Mais pour organiser l’adaptation, plusieurs préconisations. La première porte sur les aides financières à l’adaptation, puisque le CESE juge que le fonds climat, le Fonds vert et le Fonds Barnier ne sont pas prévus ni calibrés pour prendre en charge les politiques d’adaptations, notamment dans le cadre de l’érosion du trait de côte, ce dernier n’étant pas non plus couvert par les assurances. Des outils pour financer l’adaptation sont donc indispensables.
Deuxième difficulté, la complexité des dispositifs existants, qui sont de plus centrés sur une « approche continentale », ne permet pas aux collectivités d’être efficaces. Le CESE préconise donc de mettre en place « un référent unique dans les préfectures » pour coordonner l’ensemble, tout en prévoyant des stratégies spécifiques à chaque territoire ultramarin dans le Plan national d’adaptation au changement climatique. Également la révision de tous les documents de planification et d’urbanisme en Outre-mer « en intégrant les risques liés à la montée des eaux », notamment la non-constructibilité du littoral et le déplacement des infrastructures hors des zones submersibles.

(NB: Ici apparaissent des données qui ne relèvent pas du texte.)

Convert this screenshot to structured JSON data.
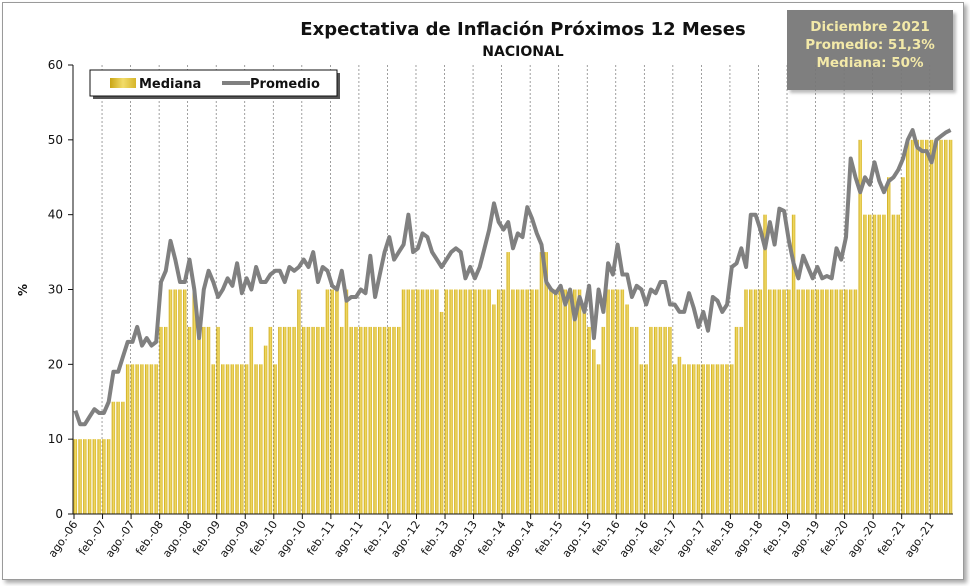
{
  "chart_data": {
    "type": "bar+line",
    "title": "Expectativa de Inflación Próximos 12 Meses",
    "subtitle": "NACIONAL",
    "ylabel": "%",
    "ylim": [
      0,
      60
    ],
    "yticks": [
      0,
      10,
      20,
      30,
      40,
      50,
      60
    ],
    "grid": "vertical dashed every 6 months",
    "legend": {
      "position": "top-left",
      "entries": [
        "Mediana",
        "Promedio"
      ]
    },
    "x_start": "ago-06",
    "x_end": "dic-21",
    "xtick_labels": [
      "ago.-06",
      "feb.-07",
      "ago.-07",
      "feb.-08",
      "ago.-08",
      "feb.-09",
      "ago.-09",
      "feb.-10",
      "ago.-10",
      "feb.-11",
      "ago.-11",
      "feb.-12",
      "ago.-12",
      "feb.-13",
      "ago.-13",
      "feb.-14",
      "ago.-14",
      "feb.-15",
      "ago.-15",
      "feb.-16",
      "ago.-16",
      "feb.-17",
      "ago.-17",
      "feb.-18",
      "ago.-18",
      "feb.-19",
      "ago.-19",
      "feb.-20",
      "ago.-20",
      "feb.-21",
      "ago.-21"
    ],
    "series": [
      {
        "name": "Mediana",
        "kind": "bar",
        "color": "#d9b826",
        "values": [
          10,
          10,
          10,
          10,
          10,
          10,
          10,
          10,
          15,
          15,
          15,
          20,
          20,
          20,
          20,
          20,
          20,
          20,
          25,
          25,
          30,
          30,
          30,
          30,
          25,
          30,
          25,
          25,
          25,
          20,
          25,
          20,
          20,
          20,
          20,
          20,
          20,
          25,
          20,
          20,
          22.5,
          25,
          20,
          25,
          25,
          25,
          25,
          30,
          25,
          25,
          25,
          25,
          25,
          30,
          30,
          30,
          25,
          30,
          25,
          25,
          25,
          25,
          25,
          25,
          25,
          25,
          25,
          25,
          25,
          30,
          30,
          30,
          30,
          30,
          30,
          30,
          30,
          27,
          30,
          30,
          30,
          30,
          30,
          30,
          30,
          30,
          30,
          30,
          28,
          30,
          30,
          35,
          30,
          30,
          30,
          30,
          30,
          30,
          35,
          35,
          30,
          30,
          30,
          30,
          30,
          30,
          30,
          28,
          25,
          22,
          20,
          25,
          30,
          30,
          30,
          30,
          28,
          25,
          25,
          20,
          20,
          25,
          25,
          25,
          25,
          25,
          20,
          21,
          20,
          20,
          20,
          20,
          20,
          20,
          20,
          20,
          20,
          20,
          20,
          25,
          25,
          30,
          30,
          30,
          30,
          40,
          30,
          30,
          30,
          30,
          30,
          40,
          30,
          30,
          30,
          30,
          30,
          30,
          30,
          30,
          30,
          30,
          30,
          30,
          30,
          50,
          40,
          40,
          40,
          40,
          40,
          45,
          40,
          40,
          45,
          50,
          50,
          50,
          50,
          50,
          50,
          50,
          50,
          50,
          50
        ]
      },
      {
        "name": "Promedio",
        "kind": "line",
        "color": "#808080",
        "values": [
          13.8,
          12,
          12,
          13,
          14,
          13.5,
          13.5,
          15,
          19,
          19,
          21,
          23,
          23,
          25,
          22.5,
          23.5,
          22.5,
          23,
          31,
          32.5,
          36.5,
          34,
          31,
          31,
          34,
          30,
          23.5,
          30,
          32.5,
          31,
          29,
          30,
          31.5,
          30.5,
          33.5,
          29.5,
          31.5,
          30,
          33,
          31,
          31,
          32,
          32.5,
          32.5,
          31,
          33,
          32.5,
          33,
          34,
          33,
          35,
          31,
          33,
          32.5,
          30.5,
          30,
          32.5,
          28.5,
          29,
          29,
          30,
          29.5,
          34.5,
          29,
          32,
          35,
          37,
          34,
          35,
          36,
          40,
          35,
          35.5,
          37.5,
          37,
          35,
          34,
          33,
          34,
          35,
          35.5,
          35,
          31.5,
          33,
          31.5,
          33,
          35.5,
          38,
          41.5,
          39,
          38,
          39,
          35.5,
          37.5,
          37,
          41,
          39.5,
          37.5,
          36,
          31,
          30,
          29.5,
          30.5,
          28,
          30,
          26,
          29,
          27,
          30.5,
          23.5,
          30,
          27,
          33.5,
          32,
          36,
          32,
          32,
          29,
          30.5,
          30,
          28,
          30,
          29.5,
          31,
          31,
          28,
          28,
          27,
          27,
          29.5,
          27.5,
          25,
          27,
          24.5,
          29,
          28.5,
          27,
          28,
          33,
          33.5,
          35.5,
          33,
          40,
          40,
          38,
          35.5,
          39,
          36,
          40.8,
          40.5,
          36.5,
          33.5,
          31.5,
          34.5,
          33,
          31.5,
          33,
          31.5,
          31.8,
          31.5,
          35.5,
          34,
          37,
          47.5,
          45,
          43,
          45,
          44,
          47,
          44.5,
          43,
          44.5,
          45,
          46,
          47.5,
          50,
          51.3,
          49,
          48.5,
          48.5,
          47,
          50,
          50.5,
          51,
          51.3
        ]
      }
    ]
  },
  "info_box": {
    "line1": "Diciembre 2021",
    "line2": "Promedio: 51,3%",
    "line3": "Mediana: 50%"
  }
}
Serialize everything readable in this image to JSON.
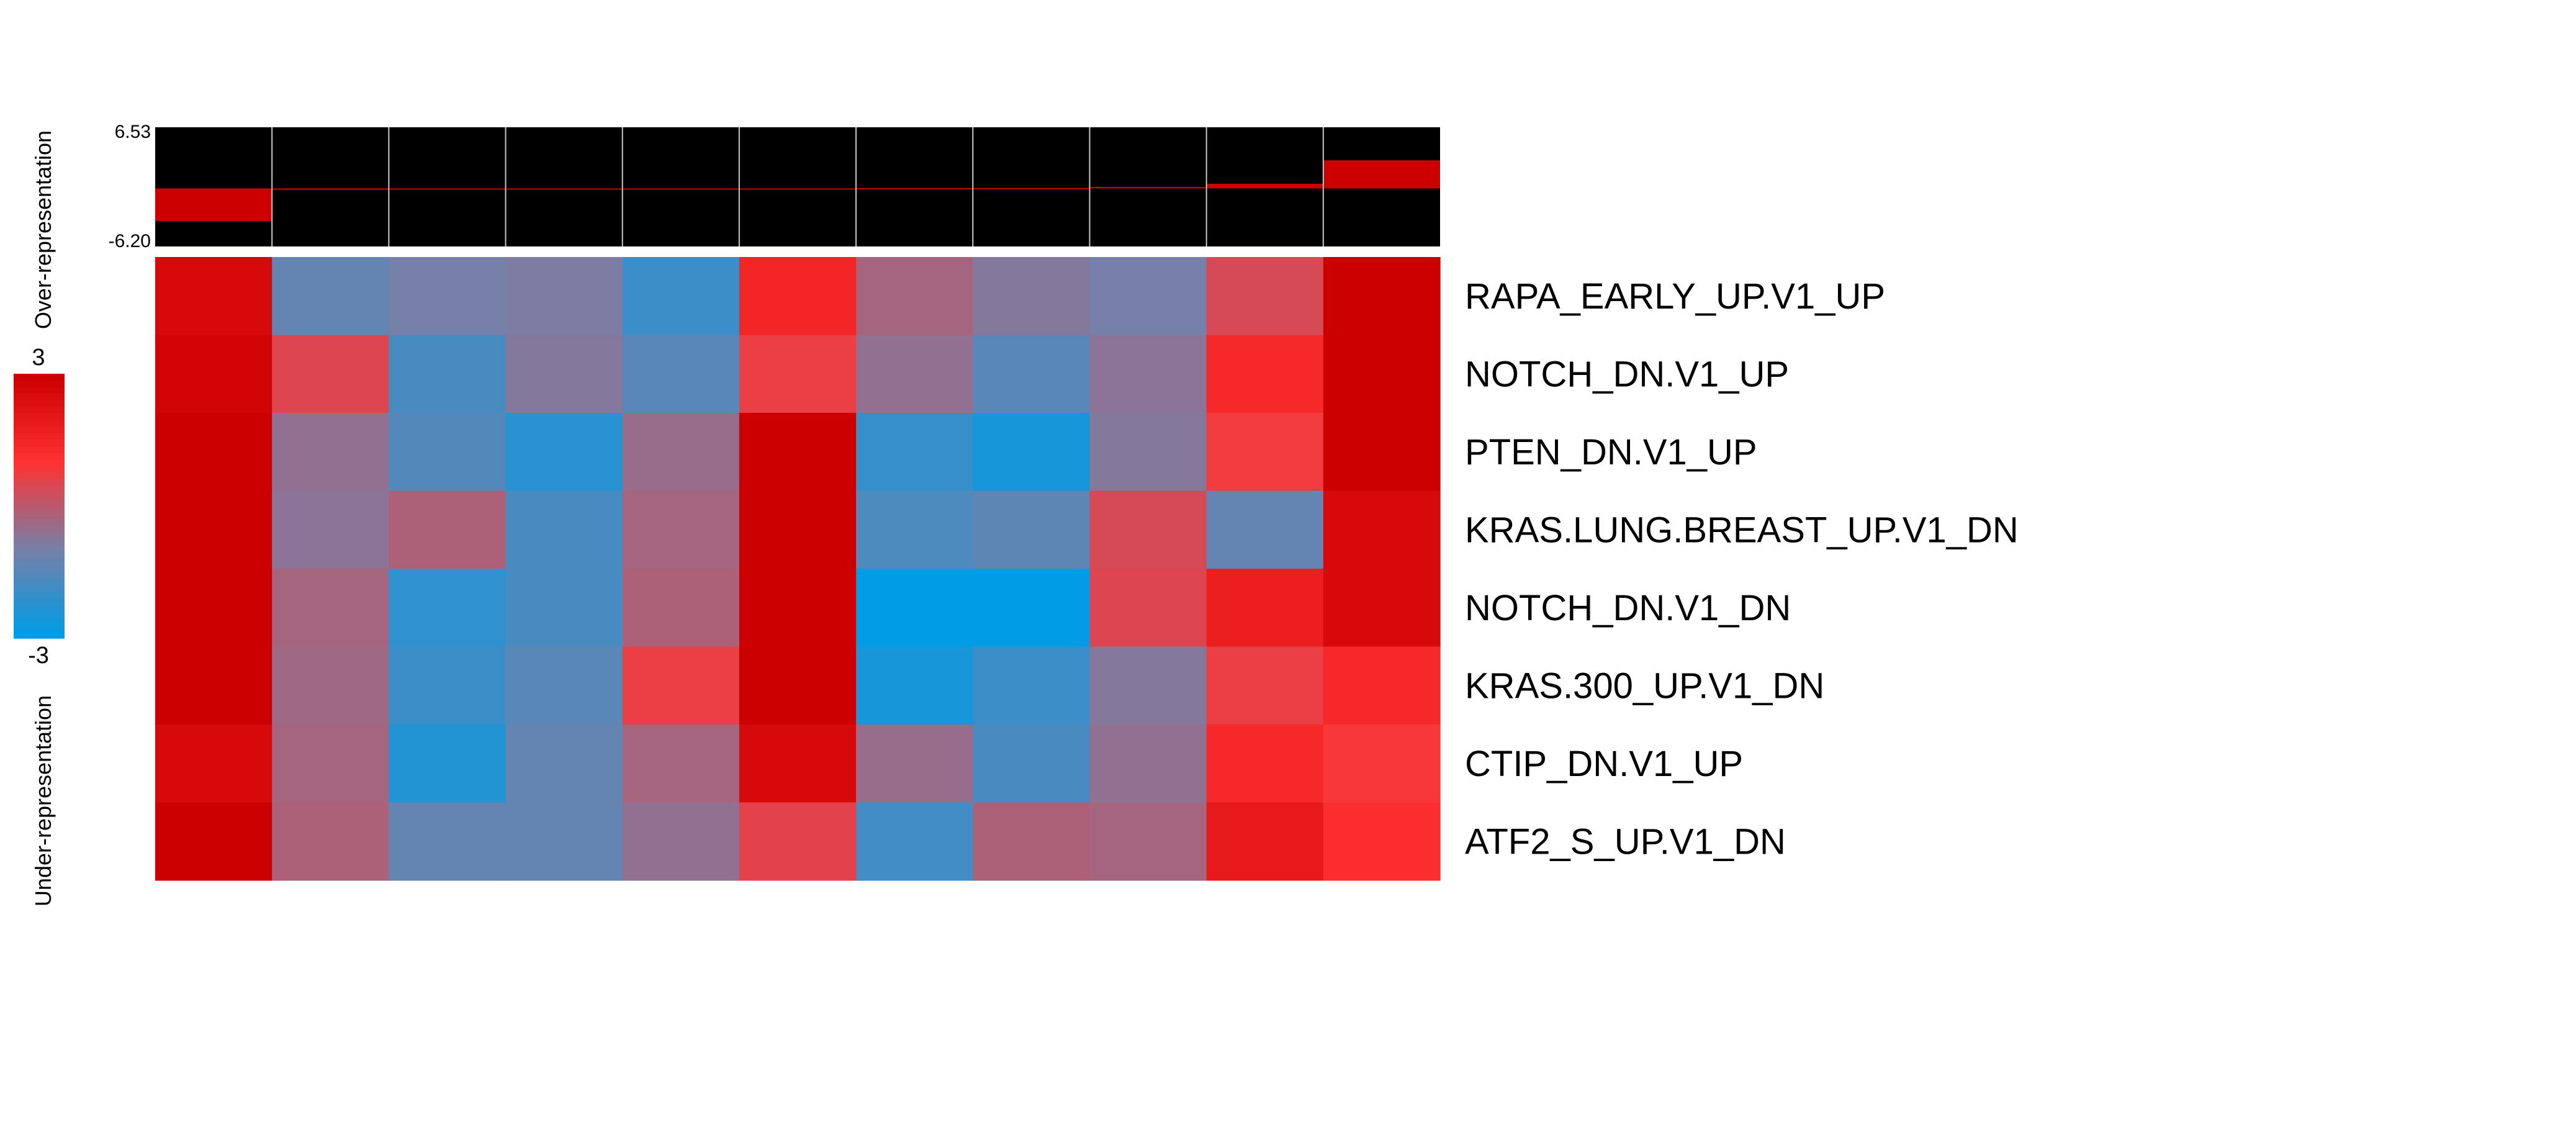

Enfin, la prise de conscience des habitants et des acteurs économiques apparait « inégale », « la montée du niveau de la mer peut paraître comme un phénomène lointain ». Le CESE préconise de commencer par les élèves qu’il s’agit de sensibiliser aux risques liés à la montée des eaux, et de mobiliser les réseaux d’entreprises et faire participer le Comité social et économique (CSE) à la connaissance et la prévention des risques liés à la montée des eaux.
Un plan de gestion des risques d’inondations de Mayotte a été adopté en 2015 et l’élaboration d’un plan de prévention des risques littoraux a été lancée en 2017. Ce plan intègre les effets à long terme du changement climatique pour cartographier les aléas afin d’éviter d’accroître le nombre d’enjeux exposés et d’améliorer la résilience du territoire. Un Plan de gestion des risques d’inondations du bassin de Mayotte 2022-2027 permet également d’asseoir une politique de gestion des risques avec 7 objectifs adaptés aux spécificités du territoire*.
A.P-L.
*Les 7 objectifs du PGRI de Mayotte sont : Planifier l’organisation du territoire en tenant compte des risques d’inondations ; Réduire la vulnérabilité des territoires et maîtriser le coût des dommages ; Favoriser le ralentissement des écoulements en cohérence avec la prévention des milieux aquatiques ; Renforcer la préparation à la gestion de crise et post-crise ; Développer la gouvernance autour des risques naturels ; Développer la culture du risque ; Améliorer la connaissance sur les risques d’inondations.